RENEGADE GARDENER™
The lone voice of horticultural reason
Spring Duties
Like the first day of a lengthy vacation, May for Minnesota gardeners is that blissful time when anticipation is half the fun, while not a moment is spent thinking down the road to the adventure’s inevitable end. Let’s keep it that way as we look at some of the first real gardening duties at hand.
For those of us who devote much of our attention to growing annual and perennial flowers, it’s important that by now the flowerbeds be perfectly clean and cleared of all vegetative signs from last year’s season. This is best done last fall, but I for one didn’t complete the task. Any portion of last year’s blooms, stems or leaves (or leaves from your neighbor’s trees) now slowly rotting atop the moist spring soil as it warms may harbor bacteria, fungi or eggs of pests that would all love an early start on tender new perennial growth.
Avoid tromping about too much in the beds, however, for it is only the start of May, and regardless how the surface soil looks, the ground is plenty wet. Rather than compact the soil with every step, place patio pavers or broad flat stones at the strategic points you need to step in order to service the wider beds. I leave mine in place year to year; by late June only I can tell where they are, most of the time.
Accordingly, if your beds are clean, this is exactly not the time to be adding a top layer of mulch (such as shredded leaves, compost or cocoa beans husks) around your emerging perennials. A lot of people do this step too early. Even if you cleaned your beds last fall, the soil may still contain disease spores from last year that winter doesn’t kill. The sun isn’t truly high or hot yet–let it bake and sterilize your garden soil until June 15, then add a hefty half-inch layer of weed-blocking, moisture-retaining mulch.

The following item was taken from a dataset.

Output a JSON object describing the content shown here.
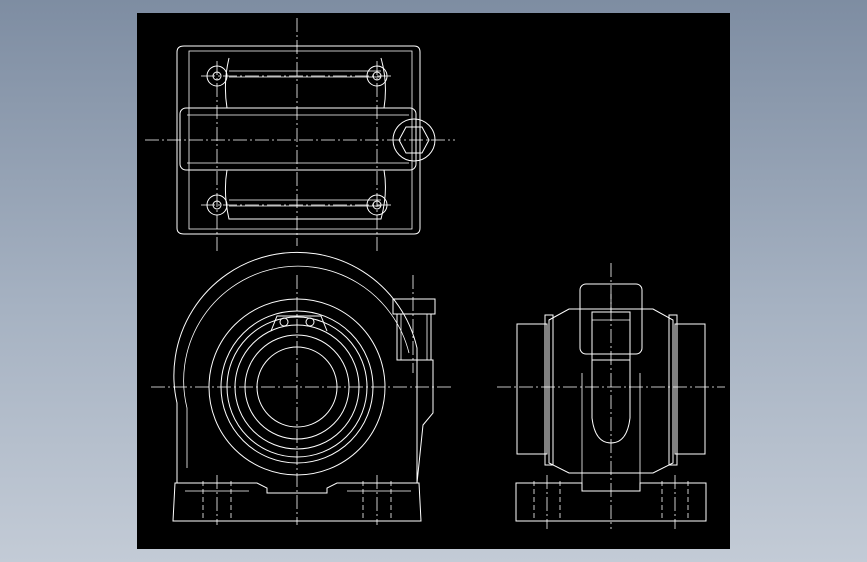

Cocoa bean husks are ideal for this. All the garden shops carry them now. They’re cheap, easy to spread into a uniform layer, look good and after a light watering lock up into a porous crust. Plus for the next three days your half of the neighborhood smells like chocolate bars! Weeds die instead of growing through them, not that any of us have weeds, plus they help keep plant roots cool. Squirrels may give the area undue attention at first, but after a few days the squirrels and the pleasant odor diminish.
The key to a great vacation is to travel leisurely. This year I’m going to pace myself a little better. Gardening is the most relaxing, rewarding, positively therapeutic activity I know. When it becomes anything else for me it’s an indication I’m attempting too much. Slow down to the point where you can see the daily changes in your landscape. The best is yet to come.